Showing papers by "Mark D. Rollag published in 2003"

Melanopsin Is Required for Non-Image-Forming Photic Responses in Blind Mice

Abstract: Although mice lacking rod and cone photoreceptors are blind, they retain many eye-mediated responses to light, possibly through photosensitive retinal ganglion cells. These cells express melanopsin, a photopigment that confers this photosensitivity. Mice lacking melanopsin still retain nonvisual photoreception, suggesting that rods and cones could operate in this capacity. We observed that mice with both outer-retinal degeneration and a deficiency in melanopsin exhibited complete loss of photoentrainment of the circadian oscillator, pupillary light responses, photic suppression of arylalkylamine-N-acetyltransferase transcript, and acute suppression of locomotor activity by light. This indicates the importance of both nonvisual and classical visual photoreceptor systems for nonvisual photic responses in mammals.

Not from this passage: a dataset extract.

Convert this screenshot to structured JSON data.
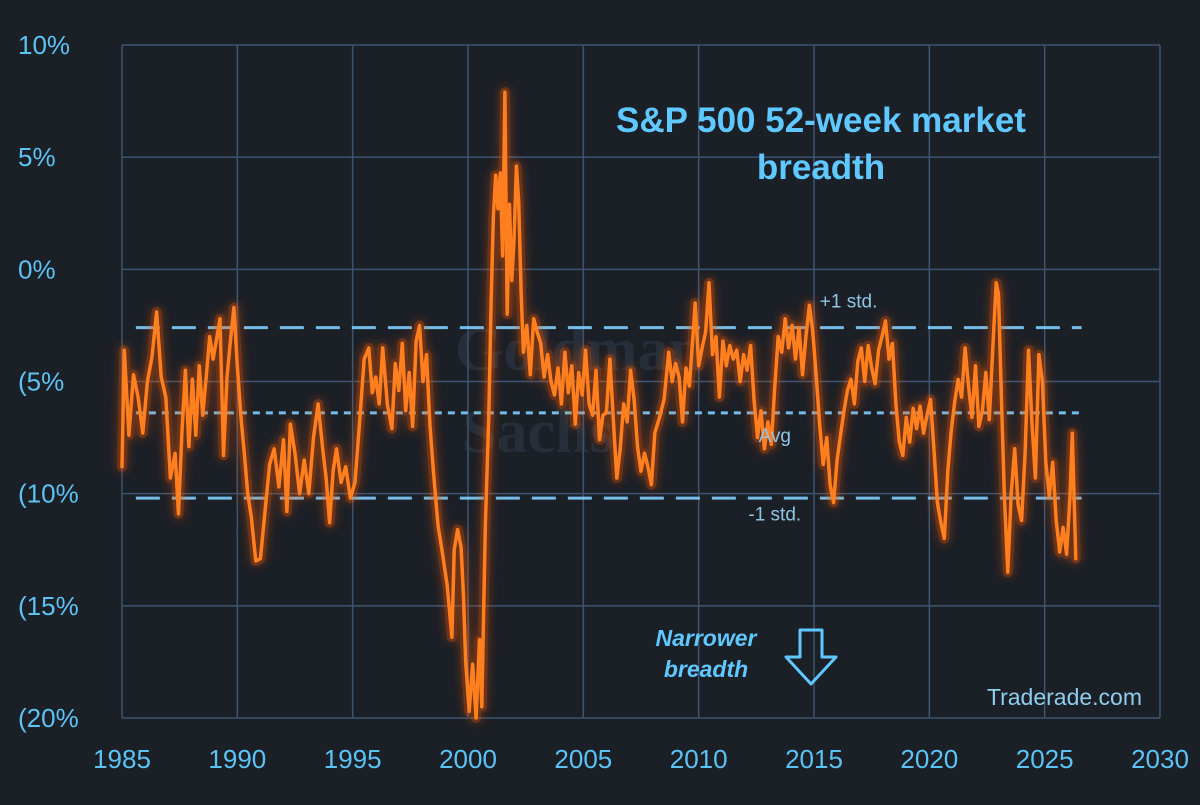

Melanopsin, ganglion-cell photoreceptors, and mammalian photoentrainment.

Abstract: An understanding of the retinal mechanisms in mammalian photoentrainment will greatly facilitate optimization of the wavelength, intensity, and duration of phototherapeutic treatments designed to phase shift endogenous biological rhythms. A small population of widely dispersed retinal ganglion cells projecting to the suprachiasmatic nucleus in the hypothalamus is the source of the critical photic input. Recent evidence has shown that many of these ganglion cells are directly photosensitive and serve as photoreceptors. Melanopsin, a presumptive photopigment, is an essential component in the phototransduction cascade within these intrinsically photosensitive ganglion cells and plays an important role in the retinal photoentrainment pathway. This review summarizes recent findings related to melanopsin and melanopsin ganglion cells and lists other retinal proteins that might serve as photopigments in the mammalian photoentrainment input pathway.

Inferior retinal light exposure is more effective than superior retinal exposure in suppressing melatonin in humans

Abstract: Illumination of different areas of the human retina elicits differences in acute light-induced suppression of melatonin. The aim of this study was to compare changes in plasma melatonin levels when light exposures of equal illuminance and equal photon dose were administered to superior, inferior, and full retinal fields. Nine healthy subjects participated in the study. Plexiglass eye shields were modified to permit selective exposure of the superior and inferior halves of the retinas of each subject. The Humphrey Visual Field Analyzer was used both to confirm intact full visual fields and to quantify exposure of upper and lower visual fields. On study nights, eyes were dilated, and subjects were exposed to patternless white light for 90 min between 0200 and 0330 under five conditions: (1) full retinal exposure at 200 lux, (2) full retinal exposure at 100 lux, (3) inferior retinal exposure at 200 lux, (4) superior retinal exposure at 200 lux, and (5) a dark-exposed control. Plasma melatonin levels were determined by radioimmunoassay. ANOVA demonstrated a significant effect of exposure condition (F = 5.91, p < 0.005). Post hoc Fisher PLSD tests showed significant (p < 0.05) melatonin suppression of both full retinal exposures as well as the inferior retinal exposure; however, superior retinal exposure was significantly less effective in suppressing melatonin. Furthermore, suppression with superior retinal exposure was not significantly different from that of the dark control condition. The results indicate that the inferior retina contributes more to the light-induced suppression of melatonin than the superior retina at the photon dosages tested in this study. Findings suggest a greater sensitivity or denser distribution of photoreceptors in the inferior retina are involved in light detection for the retinohypothalamic tract of humans.